In December 2017, Barak Cohen was chosen as one of the People of the Year by Time Out Tel Aviv magazine, partially because of his activities in the Rothschild 22 lobby, a hotel lobby which was officially designated as a public space by the municipality.

In July 2019, Cohen documented himself shouting insults at Avner Netanyahu, the prime minister's son, while the latter patronized a restaurant. In response, Avner Netanyahu filed a complaint with the police against Cohen, which was investigated by the police. In August 2019, the court issued a restraining order against Cohen from Avner Netanyahu in accordance with the Prevention of Threatening Harassment Law, until February 2020.

In July 2020, Cohen disrupted an interview conducted by Shimon Riklin on the planned pipeline with derogatory chants. On 28 April 2021, he interfered with the broadcast of Riklin's program on Channel 20 and was detained for questioning by the police after Smadar Shmueli filed a complaint.

In 2020 Cohen, was also filmed verbally attacking Sheldon Adelson, owner of Israel Hayom, on the street.
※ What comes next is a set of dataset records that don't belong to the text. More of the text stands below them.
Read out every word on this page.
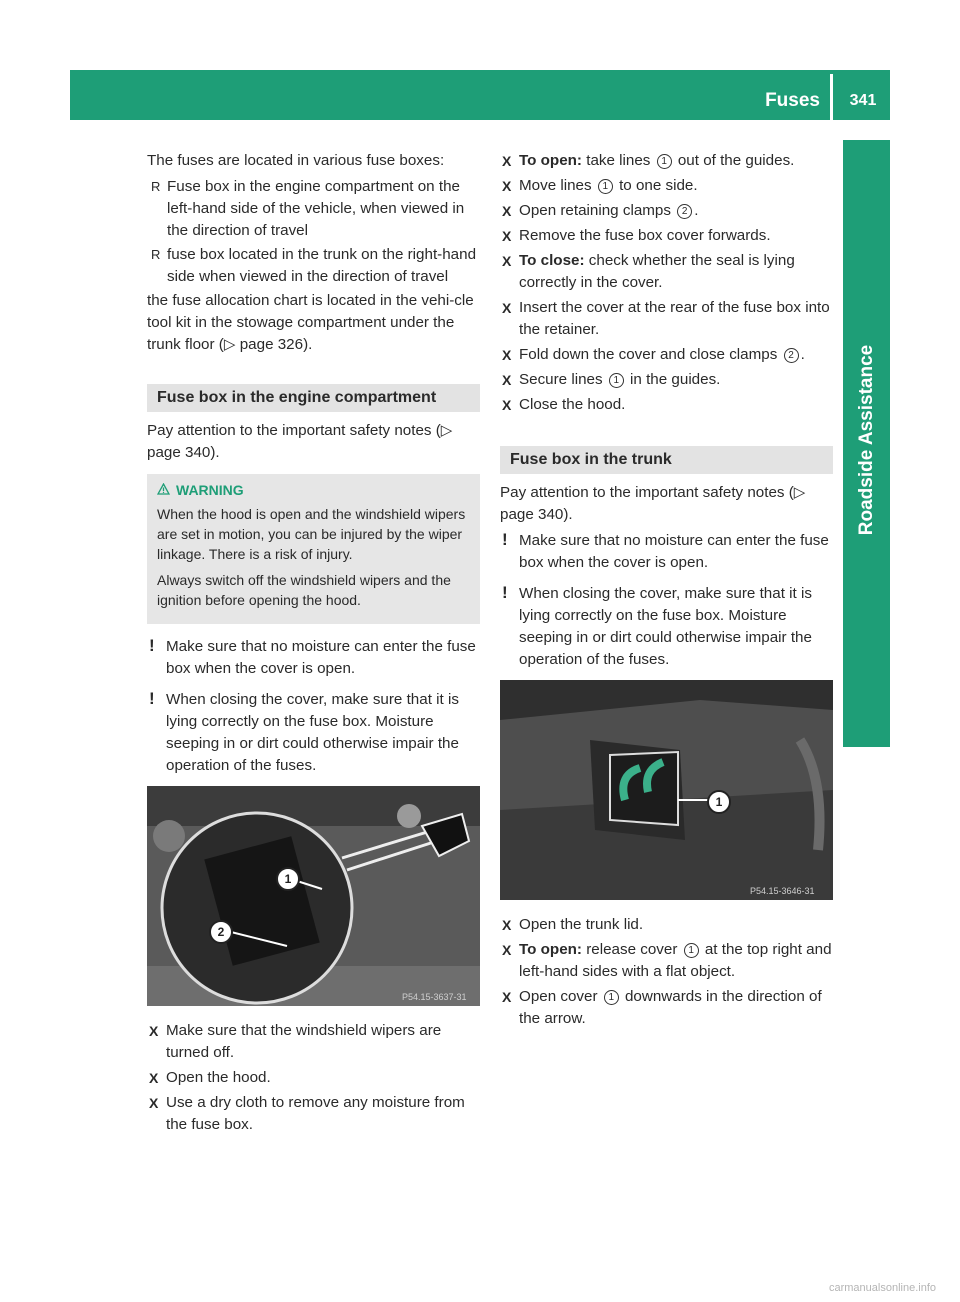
Fuses	341
Roadside Assistance

The fuses are located in various fuse boxes:

R Fuse box in the engine compartment on the left-hand side of the vehicle, when viewed in the direction of travel
R fuse box located in the trunk on the right-hand side when viewed in the direction of travel

the fuse allocation chart is located in the vehi-cle tool kit in the stowage compartment under the trunk floor (▷ page 326).

Fuse box in the engine compartment

Pay attention to the important safety notes (▷ page 340).

WARNING

When the hood is open and the windshield wipers are set in motion, you can be injured by the wiper linkage. There is a risk of injury.

Always switch off the windshield wipers and the ignition before opening the hood.

! Make sure that no moisture can enter the fuse box when the cover is open.
! When closing the cover, make sure that it is lying correctly on the fuse box. Moisture seeping in or dirt could otherwise impair the operation of the fuses.
P54.15-3637-31
1
2
X Make sure that the windshield wipers are turned off.
X Open the hood.
X Use a dry cloth to remove any moisture from the fuse box.
X To open: take lines 1 out of the guides.
X Move lines 1 to one side.
X Open retaining clamps 2 .
X Remove the fuse box cover forwards.
X To close: check whether the seal is lying correctly in the cover.
X Insert the cover at the rear of the fuse box into the retainer.
X Fold down the cover and close clamps 2 .
X Secure lines 1 in the guides.
X Close the hood.
Fuse box in the trunk

Pay attention to the important safety notes (▷ page 340).

! Make sure that no moisture can enter the fuse box when the cover is open.
! When closing the cover, make sure that it is lying correctly on the fuse box. Moisture seeping in or dirt could otherwise impair the operation of the fuses.
P54.15-3646-31
1
X Open the trunk lid.
X To open: release cover 1 at the top right and left-hand sides with a flat object.
X Open cover 1 downwards in the direction of the arrow.
carmanualsonline.info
In May 2023, Cohen protested Efi Nave's choice to run for the head of Israel Bar Association. Nave was arrested on suspicions of accepting sexual bribe. Barak Cohen went into a Crowdfunding against Efi Nave. Nave ended up losing, and In March 2024, Haaretz published recordings of him ultimately admitting to do appointment in exchange for favors.

=== Music ===

Since 2013 Cohen has released various songs and albums of Mizrahi music with content criticizing public figures. His album "The Sound of a String against the Regime" (צליל מיתר נגד המשטר, Tzlil Meitar Neged HaMishtar) was chosen by the Israeli radio station KZRadio as the 26th top album of 2020.

In 2014, Cohen was involved in an altercation with Alon Hamdani, the intelligence officer of the Moriah police precinct in Jerusalem, due to the legal aid provided by Cohen to the far-right group La Familia. In response, Cohen published the song "Intelligence Officer" (רכז מידע, Rakaz Meida) mocking Hamdani. Following this, Cohen was arrested for questioning. In late 2015, Cohen was interviewed by journalist Guy Lerer for the program "HaTzinor" during which a portion of the song was broadcast; Lerer was later questioned by the police's fraud division. Following the song and other actions of Cohen against Hamdani, Cohen was convicted of insulting a civil servant and of interfering with a police officer while on duty. In January 2018, Cohen was sentenced to 300 hours of community service, fined, and was sentenced to pay 5,000 NIS to Hamdani. Cohen appealed the decision, and the State appealed the leniency of the sentence. Both appeals were rejected. In May 2020, a judge of the District Court of Jerusalem accepted the lawsuit against Cohen and ruled that Cohen was required to compensate Hamdani with 150,000 NIS.